Tourists aren’t the only ones applying for visas. College students are also getting ready to go to the U.S. to study in American universities (also very good for the American economy). In addition to tourists, we are also busy interviewing college students who need their student visas. Those interviews are a little easier, because they usually speak good English. Tourist visa interviews, on the other hand, are almost always done in Chinese.
We do visa interviews in the mornings, but our work doesn’t end when we stop interviewing. There is additional paperwork and administrative processing that we have to do on visas. However, since we have such a large volume of visa applicants, we started doing interviews in the afternoons a few days a week. That added workload puts more pressure on the other services that we provide, such as serving American citizens in the consular area. We manage to get everything done (barely), but we have to multitask, help each other, and work as fast as we can. It’s a high-pressure work environment, but I really like it. It helps to have good coworkers. The days go by quickly.

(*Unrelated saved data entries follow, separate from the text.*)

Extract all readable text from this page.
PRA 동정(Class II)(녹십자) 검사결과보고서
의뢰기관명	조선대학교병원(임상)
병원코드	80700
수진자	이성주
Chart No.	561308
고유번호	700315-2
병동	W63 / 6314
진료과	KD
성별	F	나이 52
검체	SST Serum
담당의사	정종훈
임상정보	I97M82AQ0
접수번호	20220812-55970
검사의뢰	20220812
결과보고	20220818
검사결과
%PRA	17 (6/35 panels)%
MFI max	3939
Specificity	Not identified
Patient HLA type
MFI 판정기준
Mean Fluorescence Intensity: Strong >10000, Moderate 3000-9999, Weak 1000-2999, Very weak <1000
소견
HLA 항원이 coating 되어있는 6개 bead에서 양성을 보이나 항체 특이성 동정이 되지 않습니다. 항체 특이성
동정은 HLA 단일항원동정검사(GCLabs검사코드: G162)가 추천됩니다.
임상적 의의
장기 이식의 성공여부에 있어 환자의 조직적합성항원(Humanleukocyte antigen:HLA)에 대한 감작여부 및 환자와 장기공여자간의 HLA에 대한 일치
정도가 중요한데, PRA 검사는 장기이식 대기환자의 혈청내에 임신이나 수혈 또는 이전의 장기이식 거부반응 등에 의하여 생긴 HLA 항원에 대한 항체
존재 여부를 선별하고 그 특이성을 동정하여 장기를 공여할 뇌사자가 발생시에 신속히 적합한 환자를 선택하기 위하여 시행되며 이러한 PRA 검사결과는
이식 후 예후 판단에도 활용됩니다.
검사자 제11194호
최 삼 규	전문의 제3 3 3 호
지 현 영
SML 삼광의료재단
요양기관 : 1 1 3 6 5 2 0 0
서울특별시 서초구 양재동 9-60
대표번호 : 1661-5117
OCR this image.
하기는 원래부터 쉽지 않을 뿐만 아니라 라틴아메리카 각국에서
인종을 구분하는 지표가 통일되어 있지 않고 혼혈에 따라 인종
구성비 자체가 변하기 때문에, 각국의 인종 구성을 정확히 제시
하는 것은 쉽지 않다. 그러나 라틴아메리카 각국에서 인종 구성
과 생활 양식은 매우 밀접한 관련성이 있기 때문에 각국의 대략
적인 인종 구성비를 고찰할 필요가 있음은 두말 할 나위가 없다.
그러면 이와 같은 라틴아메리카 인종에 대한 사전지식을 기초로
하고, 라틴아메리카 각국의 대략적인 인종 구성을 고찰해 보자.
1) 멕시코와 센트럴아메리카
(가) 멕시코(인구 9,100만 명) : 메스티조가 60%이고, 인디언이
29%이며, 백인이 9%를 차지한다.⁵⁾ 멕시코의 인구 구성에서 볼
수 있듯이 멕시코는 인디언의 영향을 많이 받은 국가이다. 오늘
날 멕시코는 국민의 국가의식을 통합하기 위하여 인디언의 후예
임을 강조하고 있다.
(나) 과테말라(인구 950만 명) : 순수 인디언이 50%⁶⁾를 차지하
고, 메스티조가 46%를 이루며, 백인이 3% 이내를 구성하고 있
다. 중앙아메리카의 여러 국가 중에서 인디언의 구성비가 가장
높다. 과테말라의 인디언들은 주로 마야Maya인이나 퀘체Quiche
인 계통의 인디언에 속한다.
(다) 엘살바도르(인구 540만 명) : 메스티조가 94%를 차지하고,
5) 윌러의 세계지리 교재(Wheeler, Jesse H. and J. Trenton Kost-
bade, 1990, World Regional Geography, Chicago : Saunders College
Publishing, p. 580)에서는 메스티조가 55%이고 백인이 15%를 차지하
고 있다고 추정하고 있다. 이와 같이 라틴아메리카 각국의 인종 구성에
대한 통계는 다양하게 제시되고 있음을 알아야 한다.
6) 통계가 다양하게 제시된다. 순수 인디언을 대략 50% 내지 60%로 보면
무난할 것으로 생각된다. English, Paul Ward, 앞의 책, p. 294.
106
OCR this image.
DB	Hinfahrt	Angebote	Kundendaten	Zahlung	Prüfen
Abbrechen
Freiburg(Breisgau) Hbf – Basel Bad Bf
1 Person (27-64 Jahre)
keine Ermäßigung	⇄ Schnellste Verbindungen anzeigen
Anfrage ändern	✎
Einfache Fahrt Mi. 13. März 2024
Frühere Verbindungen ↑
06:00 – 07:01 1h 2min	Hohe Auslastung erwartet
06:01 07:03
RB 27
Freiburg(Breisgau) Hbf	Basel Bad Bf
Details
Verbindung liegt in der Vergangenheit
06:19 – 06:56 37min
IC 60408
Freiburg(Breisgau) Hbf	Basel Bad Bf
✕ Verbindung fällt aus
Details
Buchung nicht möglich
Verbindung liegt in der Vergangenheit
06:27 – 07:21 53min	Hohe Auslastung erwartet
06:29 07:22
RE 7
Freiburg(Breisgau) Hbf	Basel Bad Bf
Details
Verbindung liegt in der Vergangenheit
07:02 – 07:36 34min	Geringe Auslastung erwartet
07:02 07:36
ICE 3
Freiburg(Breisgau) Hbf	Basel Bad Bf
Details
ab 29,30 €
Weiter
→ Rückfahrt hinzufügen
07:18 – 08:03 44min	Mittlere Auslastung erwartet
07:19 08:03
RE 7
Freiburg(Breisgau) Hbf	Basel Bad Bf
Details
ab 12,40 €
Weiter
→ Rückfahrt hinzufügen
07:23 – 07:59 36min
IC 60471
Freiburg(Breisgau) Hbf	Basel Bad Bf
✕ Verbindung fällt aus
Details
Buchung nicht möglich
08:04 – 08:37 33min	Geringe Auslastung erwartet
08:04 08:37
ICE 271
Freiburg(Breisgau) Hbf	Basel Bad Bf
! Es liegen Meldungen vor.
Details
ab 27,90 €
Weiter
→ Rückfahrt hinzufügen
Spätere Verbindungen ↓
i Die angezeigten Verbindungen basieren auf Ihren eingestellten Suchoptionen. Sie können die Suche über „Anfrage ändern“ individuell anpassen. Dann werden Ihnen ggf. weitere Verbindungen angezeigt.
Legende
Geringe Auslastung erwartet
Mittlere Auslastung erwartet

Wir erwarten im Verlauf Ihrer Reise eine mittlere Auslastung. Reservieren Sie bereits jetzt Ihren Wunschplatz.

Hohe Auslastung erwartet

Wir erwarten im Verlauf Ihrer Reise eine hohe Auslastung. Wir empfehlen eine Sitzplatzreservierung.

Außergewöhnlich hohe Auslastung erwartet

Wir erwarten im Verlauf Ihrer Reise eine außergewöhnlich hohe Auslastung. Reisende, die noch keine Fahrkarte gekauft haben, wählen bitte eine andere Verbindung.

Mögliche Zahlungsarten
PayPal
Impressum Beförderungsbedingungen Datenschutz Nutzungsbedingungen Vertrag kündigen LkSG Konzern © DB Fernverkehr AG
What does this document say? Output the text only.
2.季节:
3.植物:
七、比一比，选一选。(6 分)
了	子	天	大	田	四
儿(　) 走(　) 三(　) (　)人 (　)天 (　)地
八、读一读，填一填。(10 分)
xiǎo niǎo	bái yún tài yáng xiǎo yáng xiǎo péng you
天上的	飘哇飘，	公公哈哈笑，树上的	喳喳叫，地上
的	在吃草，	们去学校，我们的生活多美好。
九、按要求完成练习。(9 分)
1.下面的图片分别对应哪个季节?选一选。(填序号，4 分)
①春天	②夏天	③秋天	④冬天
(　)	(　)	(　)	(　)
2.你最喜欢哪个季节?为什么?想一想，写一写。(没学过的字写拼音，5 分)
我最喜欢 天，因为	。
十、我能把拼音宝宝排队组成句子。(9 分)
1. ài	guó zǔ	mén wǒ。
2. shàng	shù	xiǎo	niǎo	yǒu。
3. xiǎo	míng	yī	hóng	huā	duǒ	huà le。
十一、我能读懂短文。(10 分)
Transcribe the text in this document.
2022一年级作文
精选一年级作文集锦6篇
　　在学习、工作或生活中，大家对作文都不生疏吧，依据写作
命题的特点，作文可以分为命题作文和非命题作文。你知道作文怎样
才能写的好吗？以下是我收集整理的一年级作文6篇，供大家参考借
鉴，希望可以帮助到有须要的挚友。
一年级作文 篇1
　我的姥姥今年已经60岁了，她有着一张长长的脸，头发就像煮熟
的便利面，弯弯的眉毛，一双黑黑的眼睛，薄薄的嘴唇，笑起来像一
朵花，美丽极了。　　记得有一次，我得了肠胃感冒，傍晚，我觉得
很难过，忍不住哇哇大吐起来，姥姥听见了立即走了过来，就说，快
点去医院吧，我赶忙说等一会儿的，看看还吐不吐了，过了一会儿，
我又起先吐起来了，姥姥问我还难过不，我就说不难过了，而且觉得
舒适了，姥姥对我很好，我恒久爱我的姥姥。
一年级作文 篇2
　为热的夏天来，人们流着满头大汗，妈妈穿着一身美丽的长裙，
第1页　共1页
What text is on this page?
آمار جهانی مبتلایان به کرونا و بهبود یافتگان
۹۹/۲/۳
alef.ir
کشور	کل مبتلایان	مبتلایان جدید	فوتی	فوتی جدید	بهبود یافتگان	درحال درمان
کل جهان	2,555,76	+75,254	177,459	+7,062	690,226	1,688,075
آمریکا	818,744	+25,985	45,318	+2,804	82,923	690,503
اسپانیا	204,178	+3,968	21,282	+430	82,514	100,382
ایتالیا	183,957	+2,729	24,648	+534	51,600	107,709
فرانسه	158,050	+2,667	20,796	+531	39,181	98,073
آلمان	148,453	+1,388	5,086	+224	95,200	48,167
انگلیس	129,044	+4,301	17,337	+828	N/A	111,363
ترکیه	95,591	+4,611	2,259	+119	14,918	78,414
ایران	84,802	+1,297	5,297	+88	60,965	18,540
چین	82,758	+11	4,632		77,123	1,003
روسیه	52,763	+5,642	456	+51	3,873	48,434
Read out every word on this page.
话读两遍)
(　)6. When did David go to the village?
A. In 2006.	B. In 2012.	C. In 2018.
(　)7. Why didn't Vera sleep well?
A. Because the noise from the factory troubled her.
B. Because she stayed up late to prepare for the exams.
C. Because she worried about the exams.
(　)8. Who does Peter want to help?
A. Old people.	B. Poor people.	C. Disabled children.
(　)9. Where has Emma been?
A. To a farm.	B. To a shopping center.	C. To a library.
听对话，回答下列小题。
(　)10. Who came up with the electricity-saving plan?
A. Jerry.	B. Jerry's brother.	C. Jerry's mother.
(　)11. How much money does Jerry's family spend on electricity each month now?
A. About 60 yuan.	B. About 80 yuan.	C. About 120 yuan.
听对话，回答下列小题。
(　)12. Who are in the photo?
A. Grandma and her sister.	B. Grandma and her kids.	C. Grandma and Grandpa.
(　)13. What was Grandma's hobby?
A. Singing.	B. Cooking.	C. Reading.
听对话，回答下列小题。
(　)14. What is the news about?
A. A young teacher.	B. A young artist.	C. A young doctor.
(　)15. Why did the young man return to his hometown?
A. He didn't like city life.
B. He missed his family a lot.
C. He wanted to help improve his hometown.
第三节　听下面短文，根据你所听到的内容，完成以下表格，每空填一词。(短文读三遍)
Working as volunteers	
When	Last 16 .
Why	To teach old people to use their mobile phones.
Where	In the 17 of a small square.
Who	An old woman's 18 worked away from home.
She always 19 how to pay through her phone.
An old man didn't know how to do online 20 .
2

This afternoon we did a special outreach program: an online forum where people can ask questions about visas. Three consular officers, with the help of locally engaged staff members, fielded questions from people in the area. The participants were asking questions in Chinese, and we answered in Chinese. The local staff helped the officers read the questions. We answered the questions in our rough Chinese, and the local staff cleaned up our grammar and typed our answers. The session only lasted for an hour, and it was a lot of fun. I can’t wait to do it again.
The summer season is busy, and a there’s a lot of pressure to get everything done, but I’m really enjoying my work.
Life is good.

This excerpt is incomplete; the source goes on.